The two satellites, Express-AM5 and Express-AM6, will be operated by Moscow-based Russian Satellite Communications Co. (RSCC) and will provide a broad suite of commercial and government telecommunications services in the C-, Ku-, Ka– and L-band frequencies.
RSCC had announced in August that ISS Reshetnev of Krasnoyarsk, Russia’s biggest satellite builder, would work with its longtime partner, ThalesAlenia Space of France and Italy, to build the two spacecraft, with both to be launched in 2012.
RSCC also selected the Russian Radio Research and Development Institute, NIIR, as a part of the industrial team. NIIR builds communications ground networks.
But the contract with Reshetnev and ThalesAlenia Space was apparently never finalized, and ISS Reshetnev announced Nov. 11 that it had signed a firm deal with RSCC for the two spacecraft.
On Nov. 20, Richmond, British Columbia-based MDA announced it had won the payload work in a contract with NIIR. The announcement said MDA’s equipment deliveries would occur in late 2011 and early 2012, but that both satellites were still scheduled for launch in 2012.
MDA officials had told investors in an Oct. 28 conference call that the company intended to expand from its current role as a telecommunications satellite equipment supplier to become a system prime contractor. The Commonwealth of Independent States that once formed the Soviet Union offered near-term opportunities, the company said.

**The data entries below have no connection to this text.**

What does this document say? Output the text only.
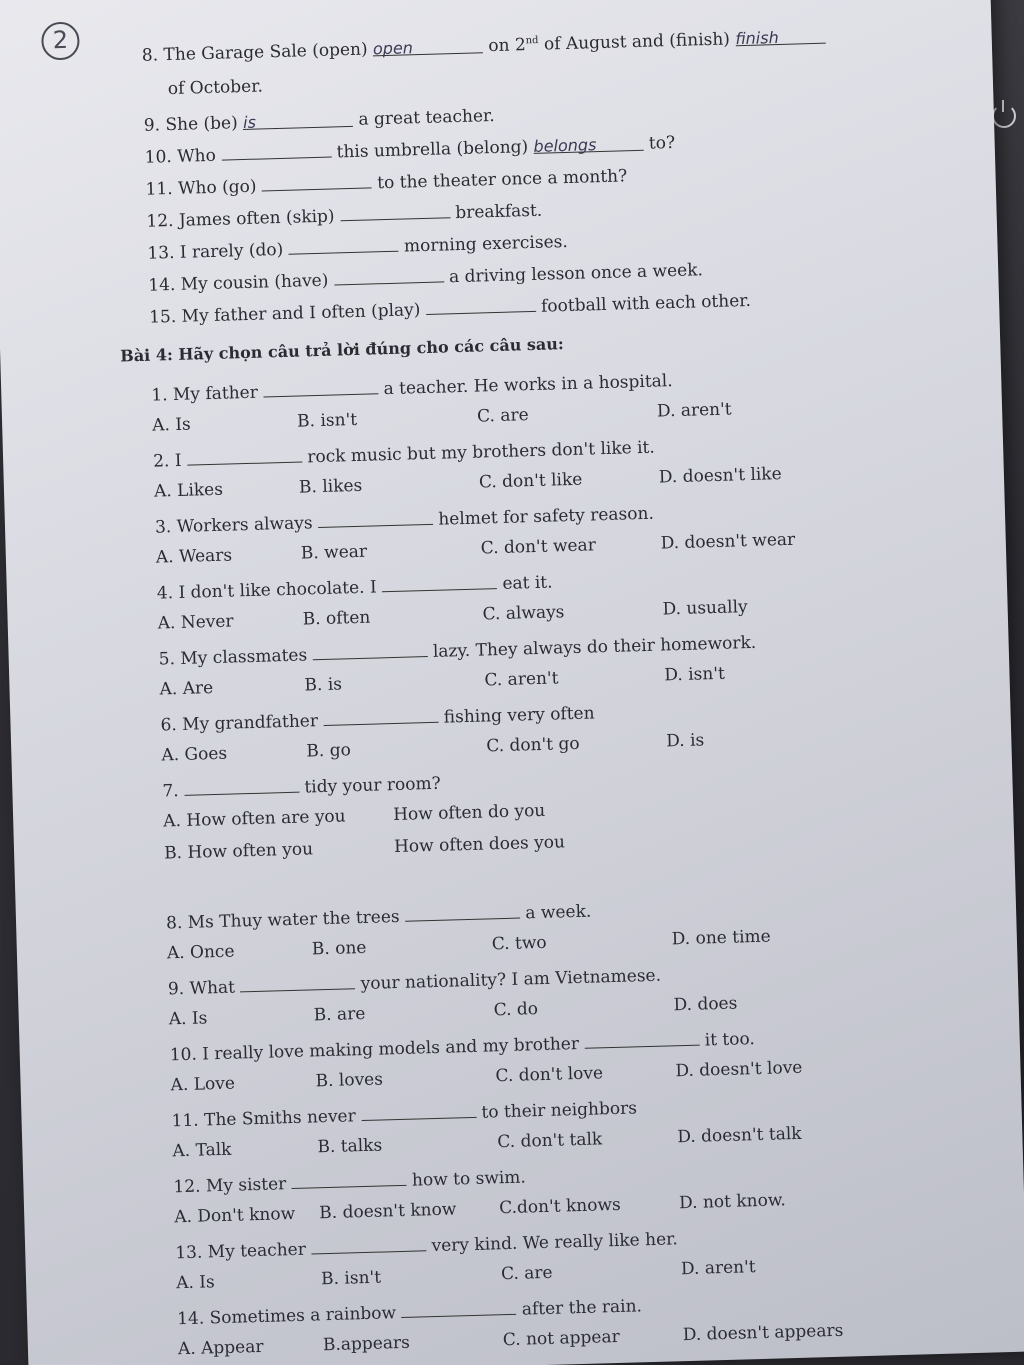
2
8. The Garage Sale (open) open	on 2nd of August and (finish) finish
of October.
9. She (be) is	a great teacher.
10. Who	this umbrella (belong) belongs	to?
11. Who (go)	to the theater once a month?
12. James often (skip)	breakfast.
13. I rarely (do)	morning exercises.
14. My cousin (have)	a driving lesson once a week.
15. My father and I often (play)	football with each other.
Bài 4: Hãy chọn câu trả lời đúng cho các câu sau:
1. My father	a teacher. He works in a hospital.
A. Is	B. isn't	C. are	D. aren't
2. I	rock music but my brothers don't like it.
A. Likes	B. likes	C. don't like	D. doesn't like
3. Workers always	helmet for safety reason.
A. Wears	B. wear	C. don't wear	D. doesn't wear
4. I don't like chocolate. I	eat it.
A. Never	B. often	C. always	D. usually
5. My classmates	lazy. They always do their homework.
A. Are	B. is	C. aren't	D. isn't
6. My grandfather	fishing very often
A. Goes	B. go	C. don't go	D. is
7.	tidy your room?
A. How often are you	How often do you
B. How often you	How often does you
8. Ms Thuy water the trees	a week.
A. Once	B. one	C. two	D. one time
9. What	your nationality? I am Vietnamese.
A. Is	B. are	C. do	D. does
10. I really love making models and my brother	it too.
A. Love	B. loves	C. don't love	D. doesn't love
11. The Smiths never	to their neighbors
A. Talk	B. talks	C. don't talk	D. doesn't talk
12. My sister	how to swim.
A. Don't know B. doesn't know C.don't knows	D. not know.
13. My teacher	very kind. We really like her.
A. Is	B. isn't	C. are	D. aren't
14. Sometimes a rainbow	after the rain.
A. Appear	B.appears	C. not appear	D. doesn't appears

MDA continues to negotiate with Ukraine and with Canada’s export-credit agency on a contract to provide Ukraine with a national telecommunications satellite.
MDA Vice President Don Osborne, in a Nov. 20 statement, said the RSCC work “is aligned with our market focus in the Commonwealth of Independent States region and working with NIIR, a new customer for MDA, strengthens our presence in Russia.”
A ThalesAlenia Space official confirmed Nov. 23 that the company was no longer involved with the Express-AM5 and Express-AM6 satellites.
Both satellites are expected to operate in geostationary orbit for 15 years and provide 14 kilowatts of power to their communications payloads, taking advantage of a new, higher-performance satellite platform developed by ISS Reshetnev in part following work done in the past with ThalesAlenia Space and with Europe’s Astrium Satellites.
RSCC has said Express-AM5 will operate from 140 degrees east and will carry 30 C-band, 40 Ku-band, 12 Ka-band and two L-band transponders. Express-AM6 will operate from 53 degrees east and carry 44 Ku-band, 14 C-band, 12 Ka-band and two L-band transponders.